2020 | Week of November 16 | Radio transcript #1386
A few years ago, I was invited to a widows’ luncheon at my church. Yes, you heard that right. Our church has a great ministry to widows, following the biblical injunction to care for the widows and the orphans. While I’m not a widow, I was asked to join this sweet group of ladies and along with two other people to share my adoption story in honor of and in recognition of National Adoption Month.
The first speaker was an adoptive father who told how God had worked in bringing him and his wife two beautiful baby girls to love and to nurture. He told how before the first adoption he and his wife wondered if they would be able to love a baby who was not their biological offspring. He related that in retrospect the question was silly because they very quickly found out their hearts were primed to love immediately these bundles of joy God had brought their way.
I was the middle speaker and told my story. Then, a friend of mine, Char, related hers. Char had been born out of wedlock but her mother and father kept her. All Char knew in her early years was pretty severe poverty, rough talk, and a rough life. She was probably basically bringing up herself. Family life as most of us know it was nonexistent.
When her mom died, Char was just 5 years old. Her father let the family know he couldn’t keep her. So she was adopted by her birth mother’s sister and her husband—a professional couple in their early 50s who had never had children. Char arrived at their house one night with a grocery sack containing all of her possessions. But she was about to find out that life with her adoptive parents was very different from life with her birth parents.
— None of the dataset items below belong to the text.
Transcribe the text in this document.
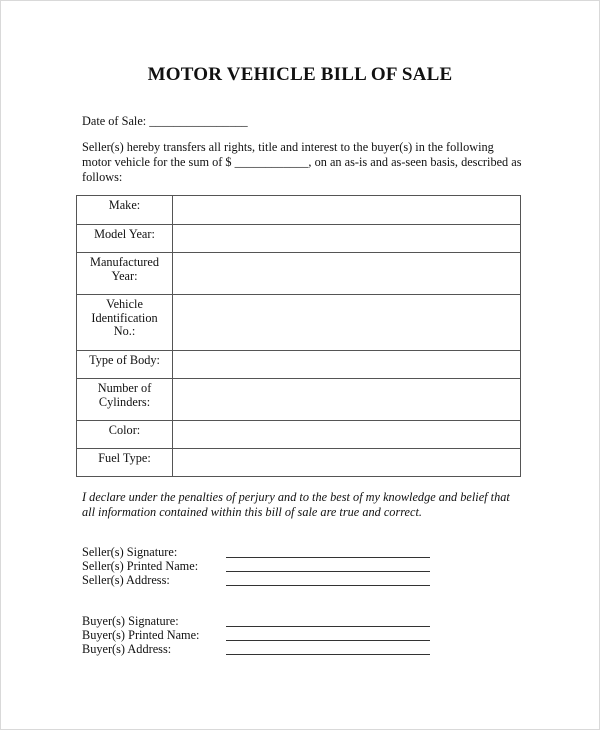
MOTOR VEHICLE BILL OF SALE
Date of Sale: ________________
Seller(s) hereby transfers all rights, title and interest to the buyer(s) in the following
motor vehicle for the sum of $ ____________, on an as-is and as-seen basis, described as
follows:
Make:	

Model Year:	

Manufactured
Year:	

Vehicle
Identification
No.:	

Type of Body:	

Number of
Cylinders:	

Color:	

Fuel Type:	

I declare under the penalties of perjury and to the best of my knowledge and belief that
all information contained within this bill of sale are true and correct.
Seller(s) Signature:
Seller(s) Printed Name:
Seller(s) Address:
Buyer(s) Signature:
Buyer(s) Printed Name:
Buyer(s) Address:
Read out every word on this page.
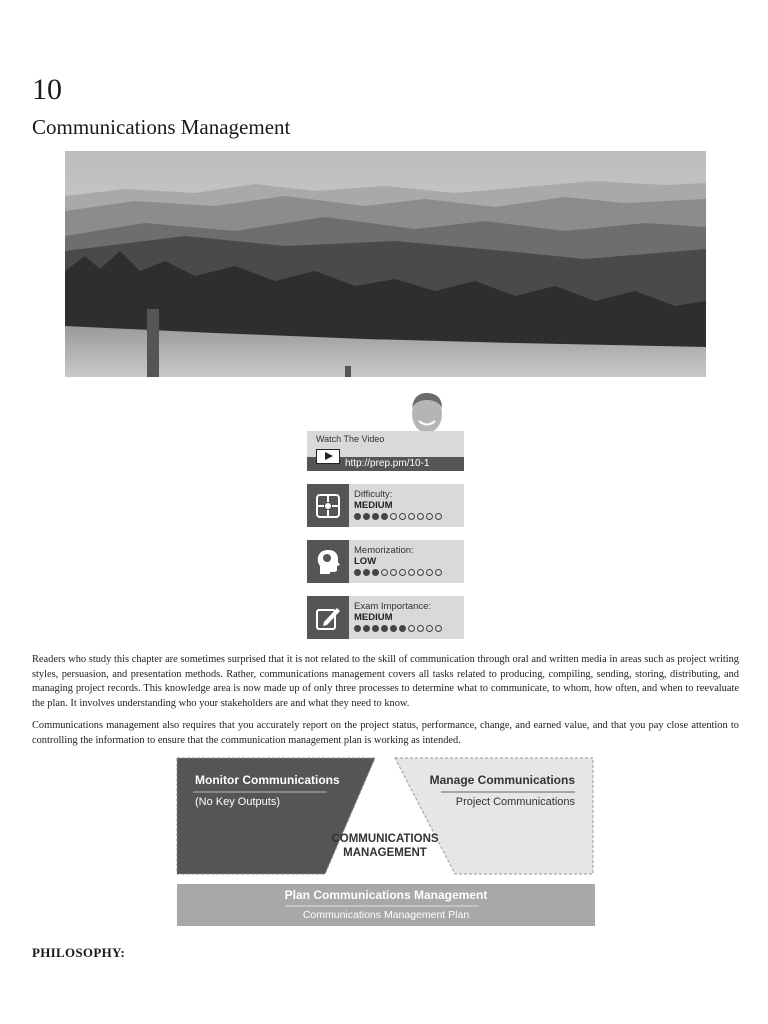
10
Communications Management
Watch The Video
http://prep.pm/10-1
Difficulty:
MEDIUM
Memorization:
LOW
Exam Importance:
MEDIUM

Readers who study this chapter are sometimes surprised that it is not related to the skill of communication through oral and written media in areas such as project writing styles, persuasion, and presentation methods. Rather, communications management covers all tasks related to producing, compiling, sending, storing, distributing, and managing project records. This knowledge area is now made up of only three processes to determine what to communicate, to whom, how often, and when to reevaluate the plan. It involves understanding who your stakeholders are and what they need to know.

Communications management also requires that you accurately report on the project status, performance, change, and earned value, and that you pay close attention to controlling the information to ensure that the communication management plan is working as intended.

Monitor Communications
(No Key Outputs)
Manage Communications
Project Communications
COMMUNICATIONS
MANAGEMENT
Plan Communications Management
Communications Management Plan
PHILOSOPHY:
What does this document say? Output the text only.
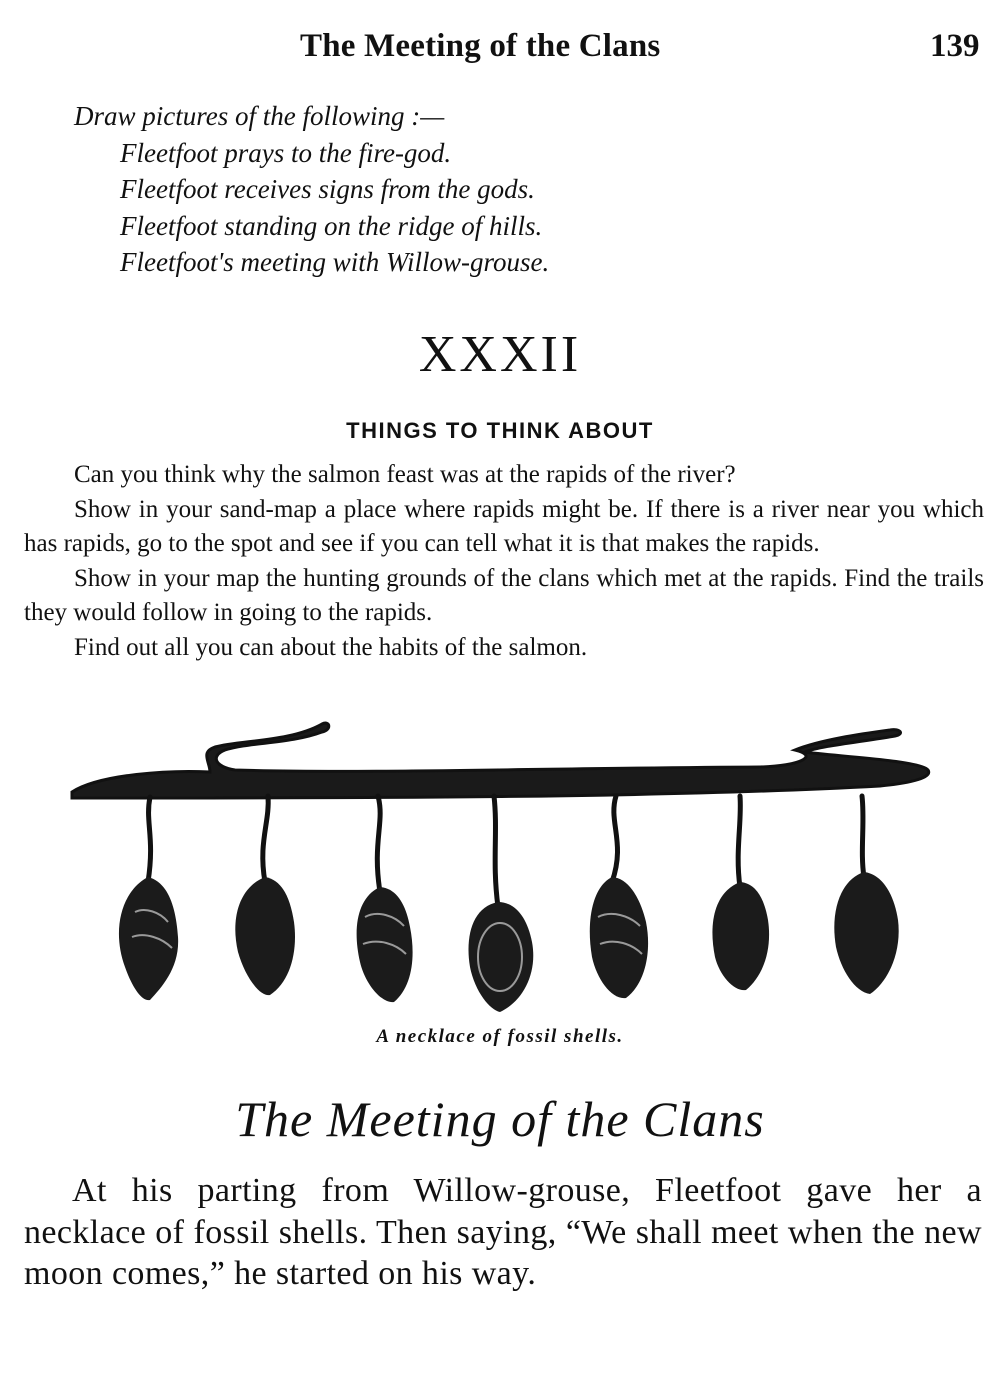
The Meeting of the Clans	139
Draw pictures of the following :—
Fleetfoot prays to the fire-god.
Fleetfoot receives signs from the gods.
Fleetfoot standing on the ridge of hills.
Fleetfoot's meeting with Willow-grouse.
XXXII
THINGS TO THINK ABOUT

Can you think why the salmon feast was at the rapids of the river?

Show in your sand-map a place where rapids might be. If there is a river near you which has rapids, go to the spot and see if you can tell what it is that makes the rapids.

Show in your map the hunting grounds of the clans which met at the rapids. Find the trails they would follow in going to the rapids.

Find out all you can about the habits of the salmon.

A necklace of fossil shells.
The Meeting of the Clans

At his parting from Willow-grouse, Fleetfoot gave her a necklace of fossil shells. Then saying, “We shall meet when the new moon comes,” he started on his way.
Char had her own room—a room lovingly decorated just for her—complete with a closet full of toys. For the first time, she had new clothes. Poverty and want were no more. Hanging out in bars and hearing coarse talk—that was gone. She was taught manners and had experiences and opportunities unlike any she had ever had. In fact, by the time she was an adult, Char had, with her adoptive mom and dad, traveled extensively including internationally, entertained well-known ministry leaders, gone to concerts and plays, and much more. She was loved, protected, provided for, and truly nurtured.
As Char brought her presentation to a close, she said, “I have often thought of how very different my life became after I was adopted and how very different it would have been if I hadn’t been adopted. I don’t even know if I would be a Christian today.”
I can’t say it any better—and I certainly share Char’s sentiments. In my remarks, I said that I believe adoption is God’s incredible grace at work in making what is nearly always a bad situation better and sometimes, maybe even often, making it a truly wonderful situation.
Most, if not all, children who are adopted are adopted because of something being wrong—an out-of-wedlock birth, abandonment, abuse, drugs or alcohol, rape, incest—all tough situations. But through adoption, at least when it’s done well and right, God mercifully and graciously takes the child, who is truly an innocent victim in any of this, and puts the child with a “forever family” that is better suited to love and to provide for them.
Wisconsin is blessed with a couple of fine Christian adoption agencies, including Evangelical Child and Family Agency and Bethany Christian Services. Both of these organizations are looking—right now—for Christian couples who are willing to open their hearts and homes to a child who desperately needs a loving family.
Wisconsin Family Council is honored to be a strong advocate for adoption. We know it is so very often the means by which God uses humans to rescue a life. Today, with so many children available for adoption, state foster care and many adoption agencies are encouraging singles and same-sex couples to adopt children, believing anything is better than remaining an orphan. That’s a dangerous and unfortunate argument and reflects our very fallen world. I do know, however, that unless married Christian couples step up to adopt, we don’t really have any good way to argue against that push and we certainly have no credibility to do so.
Perhaps God is laying adoption on your heart? Maybe in this Adoption Month you are meant to begin the process of giving a child a forever family, of being part of God’s plan for a child’s future, of changing a child’s destiny both in this life and in eternity.
This is Julaine Appling for Wisconsin Family Council reminding you the prophet Hosea said, “My people are destroyed for lack of knowledge.”
Julaine Appling has taught on the junior high, high school, and college levels, and for five years was the administrator of a private school. In 1998 she was asked to become the Executive Director of Wisconsin Family Council, where her mission is to advance Judeo-Christian principles and values in Wisconsin by strengthening, preserving, and promoting marriage, family, life and liberty. In addition to regularly being interviewed for Wisconsin television, radio, and newspapers, she is the host of "Wisconsin Family Connection," aired weekly on almost 50 radio stations in Wisconsin including the VCY America radio network.